Rendez-vous with the Sea invites visitors to navigate through some two hundred masterworks from the esteemed French institution, including thirty-three immense, exceptional ship models that bear witness to the meticulous work of their artisans. There are also paintings, engravings, sculptures, navigational instruments, maps, everyday objects, and many items linked to life at sea. Renowned French painters such as Claude-Joseph Vernet and Eugene Isabey are well represented. So too are larger-than-life figures from French history, such as Marie Antoinette, whose pleasure craft was adorned with a sensuous, neo-classical figurehead that is featured in the exhibition. Rendezvous with the Sea even includes Jacques Cousteau’s early diving equipment.
“This exhibition represents the full spectrum of the maritime experience in France over three centuries,” says Daniel Finamore, the Russell W. Knight Curator of Maritime Art and History at the Peabody Essex Museum. “There are great works of art here, and there are many other objects that are fascinating for the people and time they represent.”
Rendez-vous with the Sea illustrates France’s long engagement with the sea, which has inspired great art, yielded many successful inventions, and changed the course of history. From Pacific exploration to the slave trade, from marine arts made for the court to the operation of oar-powered galleys by prisoners of war, the exhibition presents an array of objects that tell fascinating stories.
“French culture is inextricably intertwined with the ocean on many levels, from the common seaman enlisted in the navy to the haute cultural signifiers of royalty and leadership,” says Finamore.
Rendez-vous with the Sea is organized into five sections: Life at Sea, Sailing for Country, Exploration, Trade, Dockyard Construction, and an overview of the extraordinary collection of the Musée national de la Marine in Paris.
“Although many of the objects in the show are similar to examples from American and other European nations, the French flair for embellishment and design makes this array unique and distinctly French,” says Finamore. “Also, the ship models are simply the best to be seen anywhere—among the best built by anyone for any purpose.”
Particularly striking is the model of The Ocean, made in 1790. This tour de force of craftsmanship was a favorite of the Emperor Napoleon I, who had it installed in a model warships gallery he created in the Grand Trianon at Versailles.
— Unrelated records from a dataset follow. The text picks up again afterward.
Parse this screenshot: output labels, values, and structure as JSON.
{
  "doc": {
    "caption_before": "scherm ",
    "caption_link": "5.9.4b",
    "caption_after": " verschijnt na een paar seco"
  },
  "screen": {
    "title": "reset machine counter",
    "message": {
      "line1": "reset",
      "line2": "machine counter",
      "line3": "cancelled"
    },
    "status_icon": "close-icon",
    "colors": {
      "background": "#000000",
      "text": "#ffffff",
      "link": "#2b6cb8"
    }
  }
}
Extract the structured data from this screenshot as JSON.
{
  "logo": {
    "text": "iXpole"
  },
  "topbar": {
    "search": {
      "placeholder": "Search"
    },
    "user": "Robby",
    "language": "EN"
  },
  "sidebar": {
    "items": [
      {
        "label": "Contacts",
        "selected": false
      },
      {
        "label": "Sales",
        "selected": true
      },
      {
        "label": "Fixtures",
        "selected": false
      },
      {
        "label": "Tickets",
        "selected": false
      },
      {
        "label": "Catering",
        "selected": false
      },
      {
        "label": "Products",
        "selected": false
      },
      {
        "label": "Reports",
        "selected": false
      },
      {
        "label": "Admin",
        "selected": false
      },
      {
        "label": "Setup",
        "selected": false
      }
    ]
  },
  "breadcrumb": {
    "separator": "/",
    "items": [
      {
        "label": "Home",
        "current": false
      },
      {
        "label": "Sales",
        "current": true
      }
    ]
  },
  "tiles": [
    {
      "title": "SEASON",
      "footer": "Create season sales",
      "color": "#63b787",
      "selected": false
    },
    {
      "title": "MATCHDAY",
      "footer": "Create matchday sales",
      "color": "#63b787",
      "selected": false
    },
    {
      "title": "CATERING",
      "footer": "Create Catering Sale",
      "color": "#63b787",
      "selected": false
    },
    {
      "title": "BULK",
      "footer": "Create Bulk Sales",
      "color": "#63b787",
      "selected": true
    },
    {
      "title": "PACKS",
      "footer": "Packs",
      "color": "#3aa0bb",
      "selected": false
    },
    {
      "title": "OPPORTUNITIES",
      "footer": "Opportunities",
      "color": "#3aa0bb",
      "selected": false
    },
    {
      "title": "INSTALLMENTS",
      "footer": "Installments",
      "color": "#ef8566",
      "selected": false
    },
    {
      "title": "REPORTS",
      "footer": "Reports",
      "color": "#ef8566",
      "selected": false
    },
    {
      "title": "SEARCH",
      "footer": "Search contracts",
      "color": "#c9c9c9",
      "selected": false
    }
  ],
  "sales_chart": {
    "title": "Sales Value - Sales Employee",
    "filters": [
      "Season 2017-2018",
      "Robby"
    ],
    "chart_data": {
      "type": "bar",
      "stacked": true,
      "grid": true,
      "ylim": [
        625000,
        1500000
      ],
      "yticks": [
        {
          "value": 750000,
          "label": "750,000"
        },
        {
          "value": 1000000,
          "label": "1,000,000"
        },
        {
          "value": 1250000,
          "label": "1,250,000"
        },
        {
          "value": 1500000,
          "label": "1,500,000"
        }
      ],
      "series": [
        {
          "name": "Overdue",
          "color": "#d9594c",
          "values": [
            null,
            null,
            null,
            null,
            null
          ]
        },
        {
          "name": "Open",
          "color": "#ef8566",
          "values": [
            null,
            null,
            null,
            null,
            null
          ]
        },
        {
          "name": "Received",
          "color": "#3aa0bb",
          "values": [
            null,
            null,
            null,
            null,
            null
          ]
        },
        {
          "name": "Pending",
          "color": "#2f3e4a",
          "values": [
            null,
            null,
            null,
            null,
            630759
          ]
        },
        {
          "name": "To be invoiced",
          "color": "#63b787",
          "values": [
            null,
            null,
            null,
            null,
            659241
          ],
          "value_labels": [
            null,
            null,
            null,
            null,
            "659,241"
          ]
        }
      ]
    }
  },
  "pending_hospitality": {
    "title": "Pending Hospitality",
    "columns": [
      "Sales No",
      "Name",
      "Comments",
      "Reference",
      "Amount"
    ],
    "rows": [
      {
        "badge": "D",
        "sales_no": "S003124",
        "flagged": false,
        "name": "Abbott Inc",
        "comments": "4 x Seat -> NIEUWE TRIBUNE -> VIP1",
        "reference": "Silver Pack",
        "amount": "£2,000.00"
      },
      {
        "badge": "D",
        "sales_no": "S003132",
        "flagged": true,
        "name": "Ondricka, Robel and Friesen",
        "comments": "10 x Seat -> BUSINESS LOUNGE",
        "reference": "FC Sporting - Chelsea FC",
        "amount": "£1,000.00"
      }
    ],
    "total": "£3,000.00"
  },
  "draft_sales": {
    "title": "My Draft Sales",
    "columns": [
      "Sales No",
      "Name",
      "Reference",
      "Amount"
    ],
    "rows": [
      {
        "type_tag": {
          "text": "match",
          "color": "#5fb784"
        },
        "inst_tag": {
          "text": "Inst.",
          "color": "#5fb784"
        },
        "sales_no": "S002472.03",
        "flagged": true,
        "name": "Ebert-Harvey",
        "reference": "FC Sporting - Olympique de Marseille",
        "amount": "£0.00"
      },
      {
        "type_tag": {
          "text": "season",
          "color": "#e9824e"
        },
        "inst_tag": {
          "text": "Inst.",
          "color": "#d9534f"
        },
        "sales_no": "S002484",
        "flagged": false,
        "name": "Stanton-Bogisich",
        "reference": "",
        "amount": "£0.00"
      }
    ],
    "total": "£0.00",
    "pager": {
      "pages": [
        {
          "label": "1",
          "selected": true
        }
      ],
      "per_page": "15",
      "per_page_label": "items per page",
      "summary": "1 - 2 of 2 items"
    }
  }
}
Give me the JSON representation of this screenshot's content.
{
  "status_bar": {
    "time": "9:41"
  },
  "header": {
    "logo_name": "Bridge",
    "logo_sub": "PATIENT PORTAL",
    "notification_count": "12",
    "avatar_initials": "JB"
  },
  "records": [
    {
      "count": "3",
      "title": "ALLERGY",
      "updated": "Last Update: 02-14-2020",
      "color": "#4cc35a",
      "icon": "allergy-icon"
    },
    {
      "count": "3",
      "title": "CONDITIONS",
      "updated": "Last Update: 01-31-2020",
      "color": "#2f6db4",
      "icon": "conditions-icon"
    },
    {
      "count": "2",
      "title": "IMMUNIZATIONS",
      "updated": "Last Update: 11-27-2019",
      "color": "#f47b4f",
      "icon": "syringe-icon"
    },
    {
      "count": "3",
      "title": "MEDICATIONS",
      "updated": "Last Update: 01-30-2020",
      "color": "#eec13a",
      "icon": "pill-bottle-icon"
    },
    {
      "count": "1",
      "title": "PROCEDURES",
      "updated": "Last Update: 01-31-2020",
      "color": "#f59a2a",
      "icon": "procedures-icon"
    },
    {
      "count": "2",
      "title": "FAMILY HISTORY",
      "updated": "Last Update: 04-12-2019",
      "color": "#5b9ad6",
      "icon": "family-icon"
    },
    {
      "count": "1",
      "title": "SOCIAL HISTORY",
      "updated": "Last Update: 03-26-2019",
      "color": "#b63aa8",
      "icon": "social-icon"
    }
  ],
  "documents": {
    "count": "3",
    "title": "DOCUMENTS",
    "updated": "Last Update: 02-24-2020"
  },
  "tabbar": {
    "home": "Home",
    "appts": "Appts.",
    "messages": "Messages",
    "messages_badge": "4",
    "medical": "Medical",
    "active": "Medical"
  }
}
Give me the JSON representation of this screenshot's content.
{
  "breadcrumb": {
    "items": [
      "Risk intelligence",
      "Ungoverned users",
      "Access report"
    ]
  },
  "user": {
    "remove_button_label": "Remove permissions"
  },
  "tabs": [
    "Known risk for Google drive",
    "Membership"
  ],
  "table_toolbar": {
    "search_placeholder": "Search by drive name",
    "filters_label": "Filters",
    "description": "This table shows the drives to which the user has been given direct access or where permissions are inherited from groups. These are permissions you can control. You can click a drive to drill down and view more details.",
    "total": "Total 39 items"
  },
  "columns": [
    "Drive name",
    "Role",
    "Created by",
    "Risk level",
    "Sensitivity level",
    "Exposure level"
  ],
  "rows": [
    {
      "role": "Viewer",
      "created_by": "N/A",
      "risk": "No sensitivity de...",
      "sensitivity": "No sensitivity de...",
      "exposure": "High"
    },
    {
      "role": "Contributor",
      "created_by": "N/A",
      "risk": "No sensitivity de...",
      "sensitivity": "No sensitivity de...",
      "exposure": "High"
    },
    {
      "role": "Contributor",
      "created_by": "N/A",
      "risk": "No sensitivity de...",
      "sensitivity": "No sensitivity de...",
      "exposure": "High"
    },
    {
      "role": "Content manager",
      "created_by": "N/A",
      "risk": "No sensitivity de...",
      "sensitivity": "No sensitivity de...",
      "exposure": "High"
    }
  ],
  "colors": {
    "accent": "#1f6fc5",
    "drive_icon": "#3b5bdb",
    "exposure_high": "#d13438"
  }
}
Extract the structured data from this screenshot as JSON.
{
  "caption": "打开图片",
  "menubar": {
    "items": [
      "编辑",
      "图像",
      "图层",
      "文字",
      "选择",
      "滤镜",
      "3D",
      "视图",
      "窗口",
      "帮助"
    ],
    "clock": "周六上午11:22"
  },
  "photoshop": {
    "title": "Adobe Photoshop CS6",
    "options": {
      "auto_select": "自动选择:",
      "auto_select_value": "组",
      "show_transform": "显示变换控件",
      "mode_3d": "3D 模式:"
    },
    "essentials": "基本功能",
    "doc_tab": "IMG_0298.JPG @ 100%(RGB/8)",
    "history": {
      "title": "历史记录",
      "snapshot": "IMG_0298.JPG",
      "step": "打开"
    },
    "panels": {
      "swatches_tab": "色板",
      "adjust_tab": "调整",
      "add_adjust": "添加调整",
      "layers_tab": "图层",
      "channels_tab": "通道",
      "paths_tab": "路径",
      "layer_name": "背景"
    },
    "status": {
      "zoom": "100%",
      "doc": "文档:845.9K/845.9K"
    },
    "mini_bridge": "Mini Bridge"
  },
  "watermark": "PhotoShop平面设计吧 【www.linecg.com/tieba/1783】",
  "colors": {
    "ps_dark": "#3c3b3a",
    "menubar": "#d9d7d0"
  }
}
About the Musée national de la Marine
Heir to many great national collections, the Musée national de la Marine in Paris is one of the oldest maritime museums in the world. Its collection brings together a wide array of pieces. In 1748, the collection of model ships and shipping gear—offered to Louis XV by the Inspecteur général de la Marine, Henri-Louis Duhamel du Monceau—was installed in the Louvre in a room called “Salle de Marine.” The Musée national de la Marine is a museum of art and history, of science and techniques, and of human adventures and popular traditions all rolled into one. In 2000 it began renovations and is undergoing a major renewal. The French institution organized the exhibition jointly with the Musée de la civilisation in Québec City. This is the first time the collection has been shown in North America.
Maritime Art and History at the Peabody Essex
The maritime art and history collection at the Peabody Essex Museum is the finest in America. Begun in 1803, it is internationally renowned for holdings of approximately 30,000 paintings, drawings, and prints. The collection also encompasses 20,000 maritime objects dating from the seventeenth through the early twentieth centuries, including ship models, marine decorative arts, tools, weapons, navigational instruments, and ship and yacht plans. After the completion of the 0 million new museum in May 2003, outstanding works from the Maritime Collection will be exhibited in new, state-of-the-art galleries.